I guess most people at least want to add a category for their posts, but the wordpress guys probably have a lot of usage statistics on this from wordpress.com. It’d be very interesting to see any change in the usage of tags and categories between the different layouts, and the number of edits that simply add tags and categories within the first 24 hours after a post has been published.

(and yey! I remembered tags/categories on this one.)

rinetd saves the day (.. or night, more properly)

During thursday we moved our mail server and domain controller from our Oslo offices to the Fredrikstad office. As most of our staff now resides in Fredrikstad, this was a logical thing to do to keep the resources close to the people. The move went as planned, and all the servers and services started up as they should. There was one slight problem, as we’re accepting new mail through the link to our Oslo office (as that’s were the mailserver used to live), and our firewall routes the SMTP connections to our internal mailserver. We have an external mail relay that does mail filtering, before delivering the mail to our server.
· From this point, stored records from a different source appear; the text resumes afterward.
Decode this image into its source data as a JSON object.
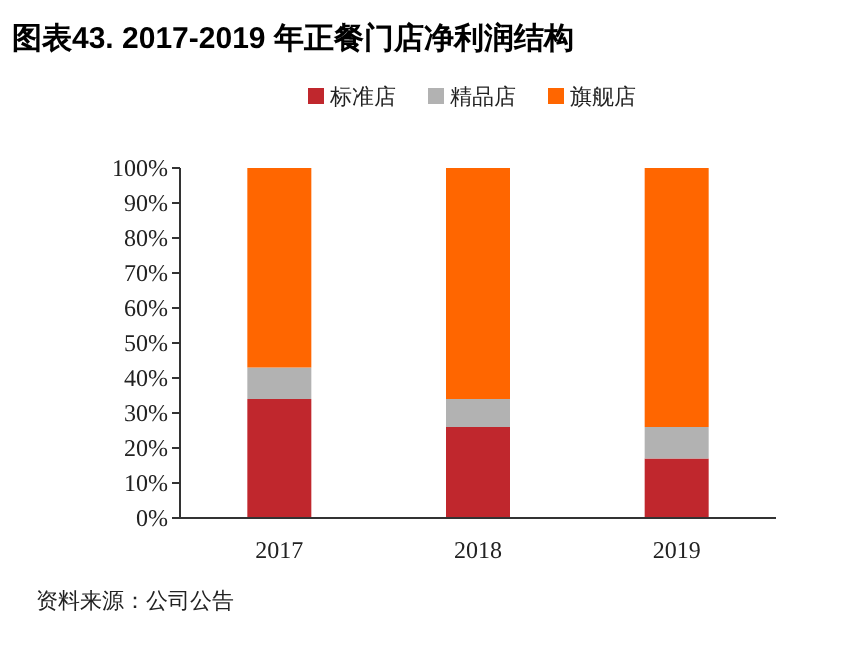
{
  "chart_data": {
    "type": "bar",
    "stacked": true,
    "title": "图表43. 2017-2019 年正餐门店净利润结构",
    "categories": [
      "2017",
      "2018",
      "2019"
    ],
    "series": [
      {
        "name": "标准店",
        "color": "#c0272d",
        "values": [
          34,
          26,
          17
        ]
      },
      {
        "name": "精品店",
        "color": "#b2b2b2",
        "values": [
          9,
          8,
          9
        ]
      },
      {
        "name": "旗舰店",
        "color": "#ff6600",
        "values": [
          57,
          66,
          74
        ]
      }
    ],
    "ylim": [
      0,
      100
    ],
    "yticks": [
      {
        "value": 0,
        "label": "0%"
      },
      {
        "value": 10,
        "label": "10%"
      },
      {
        "value": 20,
        "label": "20%"
      },
      {
        "value": 30,
        "label": "30%"
      },
      {
        "value": 40,
        "label": "40%"
      },
      {
        "value": 50,
        "label": "50%"
      },
      {
        "value": 60,
        "label": "60%"
      },
      {
        "value": 70,
        "label": "70%"
      },
      {
        "value": 80,
        "label": "80%"
      },
      {
        "value": 90,
        "label": "90%"
      },
      {
        "value": 100,
        "label": "100%"
      }
    ],
    "grid": false,
    "legend": "top",
    "annotations": [
      "资料来源：公司公告"
    ]
  }
}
This means that we only accept SMTP connections from that particular host, as we’re not the general recipent (as we’re not the MX-record) for our own domain. This is handled in the Exchange configuration, where the allowed IP-s are set up.

Anyways, the connection between the two offices are handled internally by using a IPsec link, which routes encrypted traffic between the two networks. This has worked out just like it should, and we’ve been very happy with the setup. After moving the mail server, our plan was to simply route the connections that are coming in to our SMTP server over the VPN link to the other office, and then deliver the mail to the new address of the mail server. This proved to be more troublesome than expected. As the external filter service is run by an external company, we were unable to contact them to get them to change the address on short notice. After a couple of hours trying to get the packets to flow the right way, we decided to use an old friend of ours to help out instead; rinetd.
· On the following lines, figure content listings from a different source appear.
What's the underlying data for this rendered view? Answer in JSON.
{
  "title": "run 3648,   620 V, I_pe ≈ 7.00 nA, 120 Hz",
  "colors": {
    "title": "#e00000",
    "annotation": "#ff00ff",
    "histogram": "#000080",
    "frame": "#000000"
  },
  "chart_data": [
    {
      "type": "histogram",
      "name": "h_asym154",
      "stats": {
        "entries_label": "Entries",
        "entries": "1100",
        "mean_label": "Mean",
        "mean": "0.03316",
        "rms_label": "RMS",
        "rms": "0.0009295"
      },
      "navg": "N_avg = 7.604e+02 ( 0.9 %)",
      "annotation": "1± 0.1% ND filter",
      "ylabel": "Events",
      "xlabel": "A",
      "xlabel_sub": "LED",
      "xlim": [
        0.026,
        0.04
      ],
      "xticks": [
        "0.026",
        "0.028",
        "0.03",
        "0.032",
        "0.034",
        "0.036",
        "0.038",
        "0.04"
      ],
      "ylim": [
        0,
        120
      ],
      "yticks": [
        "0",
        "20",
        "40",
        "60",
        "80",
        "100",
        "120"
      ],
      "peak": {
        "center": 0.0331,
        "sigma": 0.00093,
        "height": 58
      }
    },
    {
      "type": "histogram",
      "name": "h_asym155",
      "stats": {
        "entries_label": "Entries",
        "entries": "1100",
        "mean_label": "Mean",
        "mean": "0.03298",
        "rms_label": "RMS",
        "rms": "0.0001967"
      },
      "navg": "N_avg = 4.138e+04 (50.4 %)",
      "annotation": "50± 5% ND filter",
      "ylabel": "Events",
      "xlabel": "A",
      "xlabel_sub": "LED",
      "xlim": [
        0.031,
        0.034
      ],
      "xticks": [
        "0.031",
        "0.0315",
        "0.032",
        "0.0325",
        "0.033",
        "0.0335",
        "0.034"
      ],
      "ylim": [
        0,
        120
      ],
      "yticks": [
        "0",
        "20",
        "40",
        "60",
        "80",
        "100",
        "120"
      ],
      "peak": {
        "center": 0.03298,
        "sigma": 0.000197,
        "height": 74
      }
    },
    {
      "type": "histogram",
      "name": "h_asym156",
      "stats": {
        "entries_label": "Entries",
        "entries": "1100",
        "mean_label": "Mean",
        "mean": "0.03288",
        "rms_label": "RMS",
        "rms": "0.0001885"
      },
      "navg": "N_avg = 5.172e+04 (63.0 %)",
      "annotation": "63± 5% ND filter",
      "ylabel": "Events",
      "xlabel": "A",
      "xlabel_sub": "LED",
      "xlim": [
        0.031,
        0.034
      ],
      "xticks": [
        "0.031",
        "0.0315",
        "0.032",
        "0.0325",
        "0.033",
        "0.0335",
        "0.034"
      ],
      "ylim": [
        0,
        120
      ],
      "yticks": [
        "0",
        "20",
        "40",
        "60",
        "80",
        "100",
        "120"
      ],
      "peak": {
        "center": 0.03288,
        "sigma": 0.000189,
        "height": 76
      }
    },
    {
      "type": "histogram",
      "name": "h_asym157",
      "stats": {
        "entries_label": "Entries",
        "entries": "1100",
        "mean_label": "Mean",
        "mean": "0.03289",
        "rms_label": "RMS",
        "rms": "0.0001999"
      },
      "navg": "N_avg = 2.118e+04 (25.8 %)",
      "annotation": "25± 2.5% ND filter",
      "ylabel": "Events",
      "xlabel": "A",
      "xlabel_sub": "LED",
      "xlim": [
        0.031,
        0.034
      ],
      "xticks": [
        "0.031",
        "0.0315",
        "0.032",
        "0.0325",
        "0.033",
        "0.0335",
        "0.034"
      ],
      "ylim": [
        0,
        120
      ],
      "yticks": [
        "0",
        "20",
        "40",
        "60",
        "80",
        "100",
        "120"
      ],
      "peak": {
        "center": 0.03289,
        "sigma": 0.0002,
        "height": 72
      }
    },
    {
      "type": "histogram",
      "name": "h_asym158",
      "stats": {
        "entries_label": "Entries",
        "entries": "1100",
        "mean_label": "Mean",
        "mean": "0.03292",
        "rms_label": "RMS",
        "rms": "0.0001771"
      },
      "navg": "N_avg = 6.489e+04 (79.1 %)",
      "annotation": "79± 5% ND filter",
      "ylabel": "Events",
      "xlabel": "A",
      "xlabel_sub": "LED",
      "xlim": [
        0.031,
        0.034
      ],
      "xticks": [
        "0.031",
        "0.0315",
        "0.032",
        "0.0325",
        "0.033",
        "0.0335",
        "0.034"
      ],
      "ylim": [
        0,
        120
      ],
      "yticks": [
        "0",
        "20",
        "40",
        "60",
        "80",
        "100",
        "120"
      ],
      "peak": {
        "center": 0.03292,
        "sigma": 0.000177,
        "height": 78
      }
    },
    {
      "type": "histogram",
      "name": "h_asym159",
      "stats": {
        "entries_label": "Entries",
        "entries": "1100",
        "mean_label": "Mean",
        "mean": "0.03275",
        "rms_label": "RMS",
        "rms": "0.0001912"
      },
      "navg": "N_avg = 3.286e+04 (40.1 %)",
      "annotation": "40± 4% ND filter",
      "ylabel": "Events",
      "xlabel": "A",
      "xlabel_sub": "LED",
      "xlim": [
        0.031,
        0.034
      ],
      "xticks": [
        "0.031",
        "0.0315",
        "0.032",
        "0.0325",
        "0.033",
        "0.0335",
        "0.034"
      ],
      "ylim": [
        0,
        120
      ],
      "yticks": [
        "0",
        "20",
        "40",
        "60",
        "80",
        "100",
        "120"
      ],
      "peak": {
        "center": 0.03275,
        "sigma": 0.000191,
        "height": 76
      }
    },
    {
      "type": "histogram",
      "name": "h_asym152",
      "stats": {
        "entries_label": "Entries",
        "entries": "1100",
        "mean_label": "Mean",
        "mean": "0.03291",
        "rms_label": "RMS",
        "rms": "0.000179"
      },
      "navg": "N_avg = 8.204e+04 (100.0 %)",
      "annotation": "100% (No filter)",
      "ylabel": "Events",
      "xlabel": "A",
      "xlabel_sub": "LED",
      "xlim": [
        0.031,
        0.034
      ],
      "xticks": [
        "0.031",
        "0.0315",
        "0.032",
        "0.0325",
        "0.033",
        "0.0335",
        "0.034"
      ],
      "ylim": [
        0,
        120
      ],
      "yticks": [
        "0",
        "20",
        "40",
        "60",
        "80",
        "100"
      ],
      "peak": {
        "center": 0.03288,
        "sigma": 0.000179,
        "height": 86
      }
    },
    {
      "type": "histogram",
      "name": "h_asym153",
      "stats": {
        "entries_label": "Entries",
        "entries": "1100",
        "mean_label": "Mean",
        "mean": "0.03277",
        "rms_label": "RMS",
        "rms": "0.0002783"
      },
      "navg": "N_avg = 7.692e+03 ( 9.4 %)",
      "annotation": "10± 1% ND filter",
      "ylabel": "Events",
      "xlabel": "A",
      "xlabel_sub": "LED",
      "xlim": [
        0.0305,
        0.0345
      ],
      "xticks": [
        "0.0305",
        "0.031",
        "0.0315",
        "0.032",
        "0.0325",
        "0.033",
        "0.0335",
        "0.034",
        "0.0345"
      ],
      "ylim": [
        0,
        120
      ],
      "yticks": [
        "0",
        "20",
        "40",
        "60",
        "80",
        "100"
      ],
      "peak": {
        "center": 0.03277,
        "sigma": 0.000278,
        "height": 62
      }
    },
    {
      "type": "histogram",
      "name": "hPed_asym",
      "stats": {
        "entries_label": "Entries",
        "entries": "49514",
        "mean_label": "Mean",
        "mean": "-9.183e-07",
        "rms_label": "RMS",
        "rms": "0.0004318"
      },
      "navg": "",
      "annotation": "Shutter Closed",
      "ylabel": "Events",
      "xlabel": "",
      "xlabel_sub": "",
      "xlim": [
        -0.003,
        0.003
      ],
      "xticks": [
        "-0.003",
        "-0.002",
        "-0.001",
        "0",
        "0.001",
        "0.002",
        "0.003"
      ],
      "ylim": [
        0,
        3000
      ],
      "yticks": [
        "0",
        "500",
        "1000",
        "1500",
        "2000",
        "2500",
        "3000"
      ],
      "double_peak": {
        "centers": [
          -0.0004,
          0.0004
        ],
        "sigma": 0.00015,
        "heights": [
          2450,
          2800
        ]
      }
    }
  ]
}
rinetd is a very, very simple daemon, which simply accepts a connection on a port and redirects that port on the socket layer to another host (or port). We did however need one other feature of rinetd; access control. As I mentioned earlier, we’re only interested in allowing certain hosts to talk to our SMTP server. Since the connections now are routed through rinetd instead, the only host Exchange ever will se delivering E-mail, is the rinetd server. This means that we had to implement the access control in rinetd instead, filtering on the external IPs connecting to our server.

rinetd allows these settings to be provided globally, so that you are able to allow or deny certain hosts for all services using rinetd. This would have worked out nice, if it hadn’t been for the fact that we also run our web mail through exchange on the same host. So we also need to forward the SSL connection for the webmail, and we have to allow all hosts to connect to the webmail. Luckily, rinetd also makes it possible to solve this, as you’re able to provide access rules for each of the forwarded ports separately.

There is however one caveat; the global rules will always be evaluated first. If you have certain global rules that deny or allow traffic (if you have one allow rule, all other traffic will be denied, unless explicitly allowed), the connection might never reach the evaluation of the “local” rules for each forward. This means that if one of your connections should allow people to connect from anywhere (such as our ssl webmail), your global settings have to allow all clients to connect.

We therefor moved our limitations for the SMTP server to that section instead, and ended up with this access control configuration:

# bindadress    bindport  connectaddress  connectport
# SMTP
<ip1> 25 <ip2> 25
allow 192.168.0.*
allow 192.168.1.*
allow <external ip>
allow <external ip>
allow <external ip>

# SSL
<ip1> 443 <ip2> 443
allow *

And after that, everything worked perfectly until we got our mail filter provider to switch to the new address of the SMTP server. rinetd saves us that night, and not a single one of our staff noticed the difference. If they don’t know we’re there, we’re doing something right.